— Alors, jeune fille.
La voix râpeuse me surprend à peine, même si j'éprouve toujours un frisson mêlé de dégoût et d'attirance pour celui avec qui je partage mon corps.
— Tu me sembles bien téméraire, poursuit-il. Pourquoi te précipites-tu ainsi ?
— Et depuis quand te préoccupes-tu de mon sort ? Il me semble bien qu'en dehors de ta petite personne, rien d'autre ne trouve grâce à tes yeux, répliqué-je agacé, les doigts posés sur le fermoir de ma gourmette.
Silencieux, il ne répond pas.
Est-ce qu'il se serait vexé ?
Ce ne serait pas la première ni la dernière fois. Toutefois, je sens que l'on me pousse et les contours d'une forme vague commencent à se dessiner à côté de moi. Je sais qu'il ne s'agit que d'une illusion, car nous ne pouvons nous séparer, seulement nous interchanger.
— Ah ! soupire-t-il sur le ton d'un matou qui s'éveillerait, étirant ses membres endoloris.
Quand je le contemple, je crois revoir les yeux de mon père, sévères et obsédants ; il paraît que j'ai les mêmes.
— N'est-on pas mieux pour discuter, ma petite ?
Je hausse les épaules.
— Quand cesseras-tu de m'appeler ainsi ? Je ne suis ni ton amante ni ton hôtesse de réconfort, grogné-je.

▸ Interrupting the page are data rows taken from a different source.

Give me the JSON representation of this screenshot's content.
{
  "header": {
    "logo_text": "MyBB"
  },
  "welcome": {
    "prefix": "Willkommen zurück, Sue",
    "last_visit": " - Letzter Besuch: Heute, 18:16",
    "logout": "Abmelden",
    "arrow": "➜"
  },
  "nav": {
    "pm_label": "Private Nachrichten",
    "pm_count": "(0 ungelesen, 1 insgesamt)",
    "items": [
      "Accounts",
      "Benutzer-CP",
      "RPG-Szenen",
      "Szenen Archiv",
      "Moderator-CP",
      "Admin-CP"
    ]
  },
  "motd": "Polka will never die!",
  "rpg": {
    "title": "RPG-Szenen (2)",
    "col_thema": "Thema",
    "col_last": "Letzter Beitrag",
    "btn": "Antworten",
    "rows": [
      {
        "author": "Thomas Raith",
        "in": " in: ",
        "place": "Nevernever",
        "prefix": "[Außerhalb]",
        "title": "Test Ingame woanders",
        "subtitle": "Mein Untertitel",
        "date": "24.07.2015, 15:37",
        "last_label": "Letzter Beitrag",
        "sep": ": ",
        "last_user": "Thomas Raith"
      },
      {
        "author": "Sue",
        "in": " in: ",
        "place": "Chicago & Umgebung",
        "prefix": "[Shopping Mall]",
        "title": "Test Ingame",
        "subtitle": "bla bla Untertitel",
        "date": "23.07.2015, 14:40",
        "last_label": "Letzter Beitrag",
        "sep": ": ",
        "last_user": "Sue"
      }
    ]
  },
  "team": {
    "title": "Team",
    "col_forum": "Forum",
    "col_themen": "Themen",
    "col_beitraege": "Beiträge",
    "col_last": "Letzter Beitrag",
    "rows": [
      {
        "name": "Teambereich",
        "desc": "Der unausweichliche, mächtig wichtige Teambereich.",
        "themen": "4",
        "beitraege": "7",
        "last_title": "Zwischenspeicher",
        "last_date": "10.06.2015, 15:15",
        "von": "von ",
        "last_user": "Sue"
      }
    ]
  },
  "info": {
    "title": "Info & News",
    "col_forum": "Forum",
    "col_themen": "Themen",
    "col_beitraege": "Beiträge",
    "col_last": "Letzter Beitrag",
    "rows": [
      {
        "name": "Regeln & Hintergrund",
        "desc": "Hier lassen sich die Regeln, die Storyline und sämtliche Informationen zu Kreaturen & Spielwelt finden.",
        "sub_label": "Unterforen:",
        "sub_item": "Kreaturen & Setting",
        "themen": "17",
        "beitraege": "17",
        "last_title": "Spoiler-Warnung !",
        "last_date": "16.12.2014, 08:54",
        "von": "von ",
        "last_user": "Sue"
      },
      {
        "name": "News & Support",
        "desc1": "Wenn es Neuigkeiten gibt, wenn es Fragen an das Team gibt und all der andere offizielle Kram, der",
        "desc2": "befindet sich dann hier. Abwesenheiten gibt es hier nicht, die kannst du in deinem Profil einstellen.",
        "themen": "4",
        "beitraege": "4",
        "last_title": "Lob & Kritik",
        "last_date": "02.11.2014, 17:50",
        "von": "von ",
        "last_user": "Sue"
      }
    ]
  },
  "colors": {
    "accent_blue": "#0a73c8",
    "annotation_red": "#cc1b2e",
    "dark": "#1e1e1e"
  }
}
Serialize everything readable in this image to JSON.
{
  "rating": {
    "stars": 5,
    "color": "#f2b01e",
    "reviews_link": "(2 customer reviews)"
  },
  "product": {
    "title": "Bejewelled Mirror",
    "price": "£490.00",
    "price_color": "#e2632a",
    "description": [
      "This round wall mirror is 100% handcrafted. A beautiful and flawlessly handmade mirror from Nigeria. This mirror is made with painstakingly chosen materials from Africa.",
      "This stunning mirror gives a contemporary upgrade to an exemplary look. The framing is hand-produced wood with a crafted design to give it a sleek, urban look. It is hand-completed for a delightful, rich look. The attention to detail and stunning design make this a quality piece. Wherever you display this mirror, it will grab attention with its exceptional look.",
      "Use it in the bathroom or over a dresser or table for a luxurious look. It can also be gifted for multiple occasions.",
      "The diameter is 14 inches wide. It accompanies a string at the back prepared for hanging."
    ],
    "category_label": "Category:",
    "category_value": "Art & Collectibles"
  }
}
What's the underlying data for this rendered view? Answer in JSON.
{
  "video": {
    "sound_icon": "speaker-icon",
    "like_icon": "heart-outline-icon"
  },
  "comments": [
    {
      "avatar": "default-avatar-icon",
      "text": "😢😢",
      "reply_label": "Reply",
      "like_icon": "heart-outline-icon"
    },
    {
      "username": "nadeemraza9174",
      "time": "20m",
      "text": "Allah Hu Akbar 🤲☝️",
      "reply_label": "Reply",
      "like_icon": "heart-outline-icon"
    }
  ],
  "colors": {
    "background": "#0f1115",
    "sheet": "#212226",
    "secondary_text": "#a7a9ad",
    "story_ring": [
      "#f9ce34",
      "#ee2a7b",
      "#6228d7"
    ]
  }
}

— Jamais ! réplique-t-il amusé, le regard tourné vers le plafond illuminé.
— Quel dommage quand même ! ajoute-t-il pour lui-même.
Quelle idée aussi ! Malgré l'amour et l'affection de mes parents, jamais leurs sangs ne se sont mêlés en moi et je demeure, pour mon plus grand malheur, double : moitié fée, moitié muloup.
Comme pour me narguer, il étend, en même temps que moi, un bras puissant comme pour se saisir des étoiles imaginaires qui parsèment ce faux ciel.
— Pourquoi ne désires-tu pas que je te relâche ? Tu l'as senti pourtant, toi aussi. Non ?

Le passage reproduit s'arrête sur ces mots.